De acordo com o advogado convidado, Daniel Chies Baldasso, especialista em Direito e Processo Civil, pós-graduado em Direitos LGBTI e coordenador da Comissão Especial da Diversidade Sexual e de Gênero - OAB subseção Caxias do Sul, “assim como a Psicologia, o Direito é, infelizmente, constituído por muitas premissas preconceituosas, nós estamos inseridos em uma sociedade com esses pilares. Sempre vamos encontrar alguém, em uma posição de poder, que aceite um tipo de argumentação que, por exemplo, torne possível o tratamento de cura gay. Para mim, é inconcebível qualquer tipo de terapia nesse sentido.”, salientou.

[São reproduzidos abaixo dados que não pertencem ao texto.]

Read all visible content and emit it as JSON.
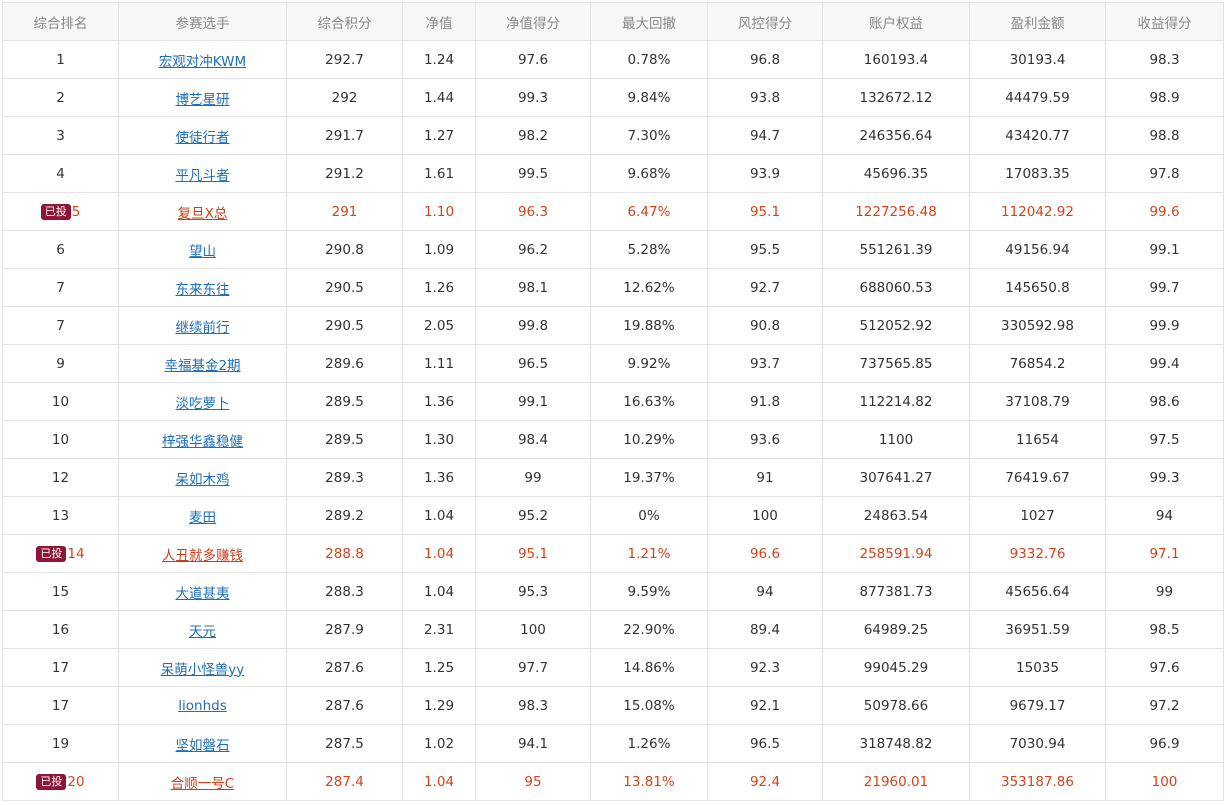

“Então, onde eu tenho que entrar com a minha expertise enquanto psicólogo, por exemplo? Na tentativa de fazer com que aquela pessoa se compreenda e pare de sofrer. Mas, ela sofre por quê? Porque alguém disse que ser LGBTQI+ é errado, que o que ela sente é demoníaco. O profissional deve se pautar nesse sentido e não ao contrário. Não há como deixar de ser quem é.”, destacou o advogado.

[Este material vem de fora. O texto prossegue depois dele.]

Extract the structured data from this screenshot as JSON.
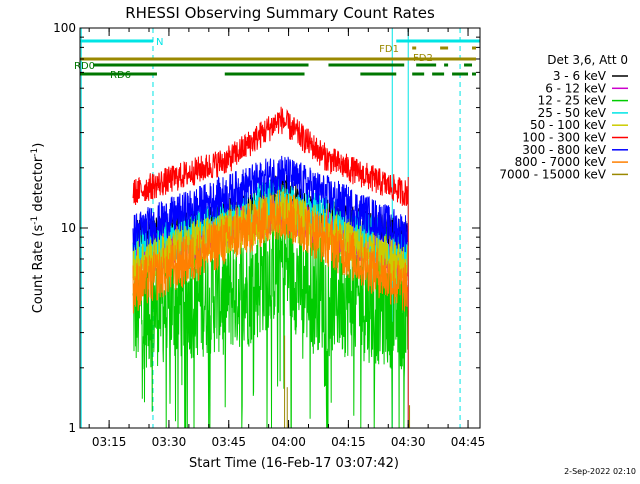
{
  "chart_data": {
    "type": "line",
    "title": "RHESSI Observing Summary Count Rates",
    "xlabel": "Start Time (16-Feb-17 03:07:42)",
    "ylabel": "Count Rate (s⁻¹ detector⁻¹)",
    "ylabel_main": "Count Rate (s",
    "ylabel_sup1": "-1",
    "ylabel_mid": " detector",
    "ylabel_sup2": "-1",
    "ylabel_end": ")",
    "yscale": "log",
    "ylim": [
      1,
      100
    ],
    "xlim": [
      "03:07:42",
      "04:48:00"
    ],
    "ytick_labels": [
      "1",
      "10",
      "100"
    ],
    "xtick_labels": [
      "03:15",
      "03:30",
      "03:45",
      "04:00",
      "04:15",
      "04:30",
      "04:45"
    ],
    "legend_header": "Det 3,6, Att 0",
    "legend_placement": "right",
    "grid": false,
    "data_window": {
      "start": "03:21",
      "end": "04:30"
    },
    "series": [
      {
        "name": "3 - 6 keV",
        "color": "#000000",
        "values": [
          {
            "x": "03:21",
            "y": 9
          },
          {
            "x": "03:50",
            "y": 12
          },
          {
            "x": "03:58",
            "y": 16
          },
          {
            "x": "04:05",
            "y": 12
          },
          {
            "x": "04:29",
            "y": 9
          }
        ]
      },
      {
        "name": "6 - 12 keV",
        "color": "#cc00cc",
        "values": [
          {
            "x": "03:21",
            "y": 7
          },
          {
            "x": "03:58",
            "y": 12
          },
          {
            "x": "04:29",
            "y": 7
          }
        ]
      },
      {
        "name": "12 - 25 keV",
        "color": "#00cc00",
        "values": [
          {
            "x": "03:21",
            "y": 3.8
          },
          {
            "x": "03:50",
            "y": 5
          },
          {
            "x": "03:58",
            "y": 7
          },
          {
            "x": "04:05",
            "y": 5
          },
          {
            "x": "04:29",
            "y": 3.8
          }
        ]
      },
      {
        "name": "25 - 50 keV",
        "color": "#00e5e5",
        "values": [
          {
            "x": "03:21",
            "y": 7.5
          },
          {
            "x": "03:58",
            "y": 14
          },
          {
            "x": "04:29",
            "y": 7.5
          }
        ]
      },
      {
        "name": "50 - 100 keV",
        "color": "#cccc00",
        "values": [
          {
            "x": "03:21",
            "y": 6.5
          },
          {
            "x": "03:58",
            "y": 12
          },
          {
            "x": "04:29",
            "y": 6.5
          }
        ]
      },
      {
        "name": "100 - 300 keV",
        "color": "#ff0000",
        "values": [
          {
            "x": "03:21",
            "y": 15
          },
          {
            "x": "03:45",
            "y": 22
          },
          {
            "x": "03:58",
            "y": 35
          },
          {
            "x": "04:10",
            "y": 22
          },
          {
            "x": "04:29",
            "y": 15
          }
        ]
      },
      {
        "name": "300 - 800 keV",
        "color": "#0000ff",
        "values": [
          {
            "x": "03:21",
            "y": 9.5
          },
          {
            "x": "03:58",
            "y": 19
          },
          {
            "x": "04:29",
            "y": 9.5
          }
        ]
      },
      {
        "name": "800 - 7000 keV",
        "color": "#ff8000",
        "values": [
          {
            "x": "03:21",
            "y": 5
          },
          {
            "x": "03:58",
            "y": 12
          },
          {
            "x": "04:29",
            "y": 5
          }
        ]
      },
      {
        "name": "7000 - 15000 keV",
        "color": "#9a8800",
        "values": [
          {
            "x": "03:21",
            "y": 1
          },
          {
            "x": "03:58",
            "y": 1
          },
          {
            "x": "04:29",
            "y": 1
          }
        ]
      }
    ],
    "flag_bars": [
      {
        "label": "N",
        "color": "#00e5e5",
        "segments": [
          [
            "03:07:42",
            "03:26"
          ],
          [
            "04:27",
            "04:48"
          ]
        ]
      },
      {
        "label": "FD1",
        "color": "#9a8800",
        "segments": [
          [
            "04:31",
            "04:32"
          ],
          [
            "04:38",
            "04:40"
          ],
          [
            "04:46",
            "04:47"
          ]
        ]
      },
      {
        "label": "FD2",
        "color": "#9a8800",
        "segments": [
          [
            "03:07:42",
            "04:47"
          ]
        ]
      },
      {
        "label": "RD0",
        "color": "#007700",
        "segments": [
          [
            "03:11",
            "04:05"
          ],
          [
            "04:10",
            "04:29"
          ],
          [
            "04:32",
            "04:37"
          ],
          [
            "04:39",
            "04:40"
          ],
          [
            "04:44",
            "04:46"
          ]
        ]
      },
      {
        "label": "RD6",
        "color": "#007700",
        "segments": [
          [
            "03:07:42",
            "03:27"
          ],
          [
            "03:44",
            "04:04"
          ],
          [
            "04:18",
            "04:27"
          ],
          [
            "04:31",
            "04:34"
          ],
          [
            "04:36",
            "04:39"
          ],
          [
            "04:41",
            "04:45"
          ],
          [
            "04:46",
            "04:47"
          ]
        ]
      }
    ],
    "vertical_markers": [
      {
        "x": "03:08",
        "color": "#00e5e5",
        "style": "solid"
      },
      {
        "x": "03:26",
        "color": "#00e5e5",
        "style": "dashed"
      },
      {
        "x": "04:26",
        "color": "#00e5e5",
        "style": "solid"
      },
      {
        "x": "04:30",
        "color": "#00e5e5",
        "style": "solid"
      },
      {
        "x": "04:43",
        "color": "#00e5e5",
        "style": "dashed"
      }
    ]
  },
  "footer": {
    "timestamp": "2-Sep-2022 02:10"
  }
}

Segundo a psicóloga Marianna Rodrigues Vitório (CRP 07/30799), mestre e doutoranda em Psicologia Social e Institucional na Universidade Federal do Rio Grande do Sul (UFRGS) e conselheira do CRPRS, o primeiro passo para falar de uma clínica voltada para a diversidade sexual e de gênero é passar por um processo de sensibilização. “Embora se tenha construído, ao longo da história, uma ideia de que existe uma regra, que é da natureza humana. Hoje, nós já temos uma série de estudos no Brasil e no mundo que desconstroem bastante esse pensamento. A partir do momento que você começa a entender como se a sociedade constrói essas normatividades, será possível produzir uma escuta que esteja atenta às diferenças.”

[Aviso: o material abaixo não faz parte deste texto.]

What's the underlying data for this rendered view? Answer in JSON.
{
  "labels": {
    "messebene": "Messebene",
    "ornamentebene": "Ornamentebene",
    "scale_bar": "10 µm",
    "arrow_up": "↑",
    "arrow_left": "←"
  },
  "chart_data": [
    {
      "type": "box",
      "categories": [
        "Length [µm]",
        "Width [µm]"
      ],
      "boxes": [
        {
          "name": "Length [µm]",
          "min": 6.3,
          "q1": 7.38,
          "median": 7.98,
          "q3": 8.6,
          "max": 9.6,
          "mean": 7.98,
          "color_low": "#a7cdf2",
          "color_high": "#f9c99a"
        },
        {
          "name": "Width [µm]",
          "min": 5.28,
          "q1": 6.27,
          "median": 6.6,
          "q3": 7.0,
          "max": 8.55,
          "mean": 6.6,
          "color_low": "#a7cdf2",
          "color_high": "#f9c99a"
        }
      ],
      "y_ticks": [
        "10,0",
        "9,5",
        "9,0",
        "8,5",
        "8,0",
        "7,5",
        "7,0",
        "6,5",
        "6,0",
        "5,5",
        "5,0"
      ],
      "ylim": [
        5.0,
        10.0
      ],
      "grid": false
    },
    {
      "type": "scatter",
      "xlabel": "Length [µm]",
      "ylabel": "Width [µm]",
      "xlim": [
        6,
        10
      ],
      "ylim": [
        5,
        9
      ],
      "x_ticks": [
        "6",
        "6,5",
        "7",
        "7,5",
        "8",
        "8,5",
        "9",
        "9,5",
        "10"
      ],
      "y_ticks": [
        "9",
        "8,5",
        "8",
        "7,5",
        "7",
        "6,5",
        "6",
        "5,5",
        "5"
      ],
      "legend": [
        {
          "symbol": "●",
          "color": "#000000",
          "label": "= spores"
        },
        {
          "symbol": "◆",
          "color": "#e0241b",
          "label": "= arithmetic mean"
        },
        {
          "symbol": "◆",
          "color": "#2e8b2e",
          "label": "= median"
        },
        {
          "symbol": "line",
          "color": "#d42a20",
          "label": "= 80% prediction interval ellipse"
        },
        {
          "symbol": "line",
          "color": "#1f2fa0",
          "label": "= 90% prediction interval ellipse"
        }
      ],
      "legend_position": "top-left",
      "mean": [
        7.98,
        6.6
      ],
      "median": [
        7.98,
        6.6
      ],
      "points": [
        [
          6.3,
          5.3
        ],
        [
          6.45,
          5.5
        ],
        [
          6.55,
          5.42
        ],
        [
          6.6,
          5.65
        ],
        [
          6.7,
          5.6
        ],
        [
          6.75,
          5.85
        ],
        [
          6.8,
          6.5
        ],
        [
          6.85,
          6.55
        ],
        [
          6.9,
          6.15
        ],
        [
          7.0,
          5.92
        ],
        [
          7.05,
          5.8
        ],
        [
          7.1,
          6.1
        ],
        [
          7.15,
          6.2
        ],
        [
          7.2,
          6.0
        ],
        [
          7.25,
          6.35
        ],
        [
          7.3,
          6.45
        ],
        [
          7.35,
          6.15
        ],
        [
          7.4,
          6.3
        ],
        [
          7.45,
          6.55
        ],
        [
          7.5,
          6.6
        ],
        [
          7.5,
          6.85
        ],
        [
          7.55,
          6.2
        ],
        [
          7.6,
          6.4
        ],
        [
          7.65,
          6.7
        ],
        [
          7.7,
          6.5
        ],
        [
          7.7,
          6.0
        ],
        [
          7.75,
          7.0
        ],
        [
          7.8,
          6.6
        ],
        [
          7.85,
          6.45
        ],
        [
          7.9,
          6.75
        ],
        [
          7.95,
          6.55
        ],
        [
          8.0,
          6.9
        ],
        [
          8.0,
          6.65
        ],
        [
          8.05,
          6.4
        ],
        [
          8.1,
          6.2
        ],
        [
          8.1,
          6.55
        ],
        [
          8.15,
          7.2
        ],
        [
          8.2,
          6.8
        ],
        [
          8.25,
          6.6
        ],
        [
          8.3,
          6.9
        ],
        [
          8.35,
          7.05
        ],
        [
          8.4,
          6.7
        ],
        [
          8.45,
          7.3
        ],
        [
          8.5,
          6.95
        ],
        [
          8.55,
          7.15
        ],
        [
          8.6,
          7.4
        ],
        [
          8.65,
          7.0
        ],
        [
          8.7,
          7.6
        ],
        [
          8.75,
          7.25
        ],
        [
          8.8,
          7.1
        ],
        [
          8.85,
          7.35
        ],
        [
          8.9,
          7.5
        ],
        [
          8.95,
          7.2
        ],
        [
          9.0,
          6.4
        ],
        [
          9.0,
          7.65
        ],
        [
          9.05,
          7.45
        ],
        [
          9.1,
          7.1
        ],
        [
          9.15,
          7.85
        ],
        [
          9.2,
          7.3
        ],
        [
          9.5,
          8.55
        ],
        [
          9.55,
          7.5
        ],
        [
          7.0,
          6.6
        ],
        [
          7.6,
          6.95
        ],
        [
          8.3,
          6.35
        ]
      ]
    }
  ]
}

Atualmente, Marianna trabalha na Clínica de Psicoterapia Aquarela, voltada a questões de gênero e diversidade sexual. Para ela, a criação do espaço tem o intuito de ampliar o horizonte do fazer psicológico. “Geralmente, na graduação, os livros de Psicologia são muitos pautados em técnicas de abordagem e intervenção com uma família bem tradicional (homem, mulher e seus filhos), é difícil de encontrar na formação curricular até exemplos de famílias com mães solteiras, para poder produzir, com um pouco mais de profundidade, uma escuta, intervenção e para onde guiar as sessões.”, questionou.
No decorrer da atividade, todas/os participantes tiveram a oportunidade de tirar suas dúvidas ou compartilhar seus comentários.